É ali, no corredor que se abre e mostra a sua folha cã, atapetado de silêncios à porta das celas numeradas, que o sinto mais que em qualquer outro local como sendo ele igual a todos os outros, déjà vu mais visível que nos ovos mexidos com bacon mal-passado ou nas saladas de sempre, pequeno-almoço, almoço e jantar incluídos na Fuga em ração completa. Não paro num corredor de hotel, a exemplo para olhar a simetria capicua dum número de alcova ou o replay dos quadros nas paredes, sem que me sinta metediço no silêncio hirto das paredes que me olham em muda reprovação pelo atrevimento da intrusão. É o mesmo hotel; aperto o passo e sigo o trilho, fujo, fujo sem fim: eles são intermináveis porque se repetem, e reconheço na decoração passos que dei noutra caligrafia desta corrida de reinventar o inventado, esta espelunca da Ficção. Fujo. Corro, peço a conta e pago, fecho e abro o caderno e voo para outro, na viagem entre dois coitos tomo as asas doutras evasões, biberão de caneta-ficção com aparo rasurante à realidade.

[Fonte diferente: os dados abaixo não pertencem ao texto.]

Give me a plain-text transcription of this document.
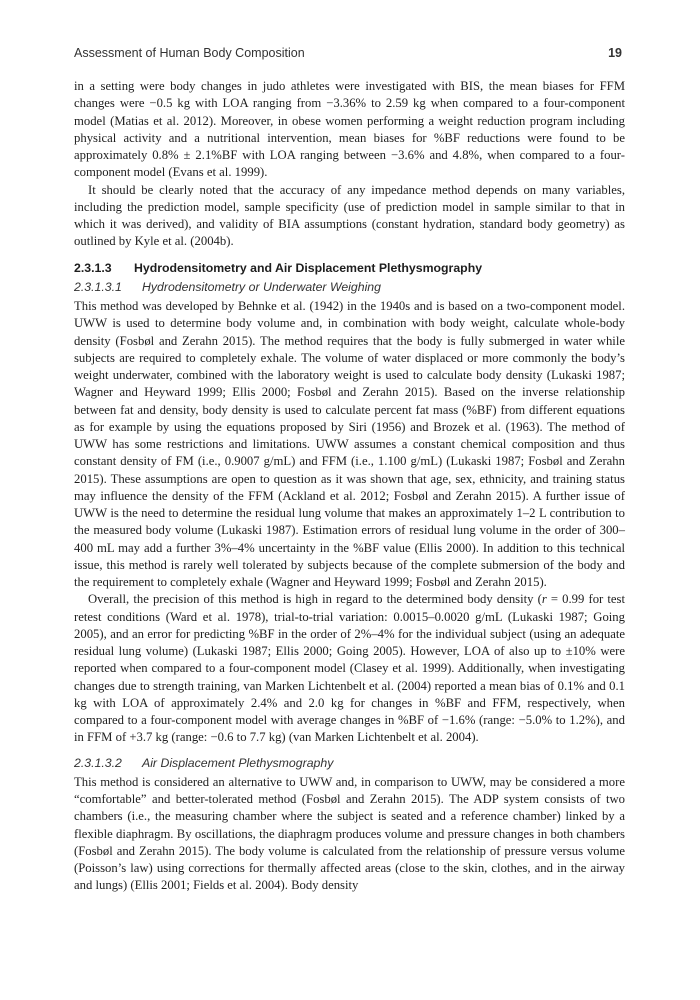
Assessment of Human Body Composition	19

in a setting were body changes in judo athletes were investigated with BIS, the mean biases for FFM changes were −0.5 kg with LOA ranging from −3.36% to 2.59 kg when compared to a four-component model (Matias et al. 2012). Moreover, in obese women performing a weight reduction program including physical activity and a nutritional intervention, mean biases for %BF reductions were found to be approximately 0.8% ± 2.1%BF with LOA ranging between −3.6% and 4.8%, when compared to a four-component model (Evans et al. 1999).

It should be clearly noted that the accuracy of any impedance method depends on many variables, including the prediction model, sample specificity (use of prediction model in sample similar to that in which it was derived), and validity of BIA assumptions (constant hydration, standard body geometry) as outlined by Kyle et al. (2004b).

2.3.1.3 Hydrodensitometry and Air Displacement Plethysmography
2.3.1.3.1 Hydrodensitometry or Underwater Weighing

This method was developed by Behnke et al. (1942) in the 1940s and is based on a two-component model. UWW is used to determine body volume and, in combination with body weight, calculate whole-body density (Fosbøl and Zerahn 2015). The method requires that the body is fully submerged in water while subjects are required to completely exhale. The volume of water displaced or more commonly the body’s weight underwater, combined with the laboratory weight is used to calculate body density (Lukaski 1987; Wagner and Heyward 1999; Ellis 2000; Fosbøl and Zerahn 2015). Based on the inverse relationship between fat and density, body density is used to calculate percent fat mass (%BF) from different equations as for example by using the equations proposed by Siri (1956) and Brozek et al. (1963). The method of UWW has some restrictions and limitations. UWW assumes a constant chemical composition and thus constant density of FM (i.e., 0.9007 g/mL) and FFM (i.e., 1.100 g/mL) (Lukaski 1987; Fosbøl and Zerahn 2015). These assumptions are open to question as it was shown that age, sex, ethnicity, and training status may influence the density of the FFM (Ackland et al. 2012; Fosbøl and Zerahn 2015). A further issue of UWW is the need to determine the residual lung volume that makes an approximately 1–2 L contribution to the measured body volume (Lukaski 1987). Estimation errors of residual lung volume in the order of 300–400 mL may add a further 3%–4% uncertainty in the %BF value (Ellis 2000). In addition to this technical issue, this method is rarely well tolerated by subjects because of the complete submersion of the body and the requirement to completely exhale (Wagner and Heyward 1999; Fosbøl and Zerahn 2015).

Overall, the precision of this method is high in regard to the determined body density (r = 0.99 for test retest conditions (Ward et al. 1978), trial-to-trial variation: 0.0015–0.0020 g/mL (Lukaski 1987; Going 2005), and an error for predicting %BF in the order of 2%–4% for the individual subject (using an adequate residual lung volume) (Lukaski 1987; Ellis 2000; Going 2005). However, LOA of also up to ±10% were reported when compared to a four-component model (Clasey et al. 1999). Additionally, when investigating changes due to strength training, van Marken Lichtenbelt et al. (2004) reported a mean bias of 0.1% and 0.1 kg with LOA of approximately 2.4% and 2.0 kg for changes in %BF and FFM, respectively, when compared to a four-component model with average changes in %BF of −1.6% (range: −5.0% to 1.2%), and in FFM of +3.7 kg (range: −0.6 to 7.7 kg) (van Marken Lichtenbelt et al. 2004).

2.3.1.3.2 Air Displacement Plethysmography

This method is considered an alternative to UWW and, in comparison to UWW, may be considered a more “comfortable” and better-tolerated method (Fosbøl and Zerahn 2015). The ADP system consists of two chambers (i.e., the measuring chamber where the subject is seated and a reference chamber) linked by a flexible diaphragm. By oscillations, the diaphragm produces volume and pressure changes in both chambers (Fosbøl and Zerahn 2015). The body volume is calculated from the relationship of pressure versus volume (Poisson’s law) using corrections for thermally affected areas (close to the skin, clothes, and in the airway and lungs) (Ellis 2001; Fields et al. 2004). Body density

É esta a segunda razão, pena eles serem todos iguais e ser difícil ao tédio não rasgar a folha quando, novamente, corro no silêncio do tapete dos seus corredores sem encontrar um traço meu, uma marca uma vírgula, uma letra-coração, coitos do jogo-de-escondidas de mim.
3 Comments:
Facto: já tinha saudade de te ler em português.
Pô que gostei mesmo...não tentei entender tudo como na arte, apenas que gostei, gostei.
Fazias falta...fazes sempre falta.
Eu, de sofá, a ler-te, th
Lindo. Que saudades do tempo em que acreditava que havia pelo menos um hotel, uma pequena residencial, que era diferente.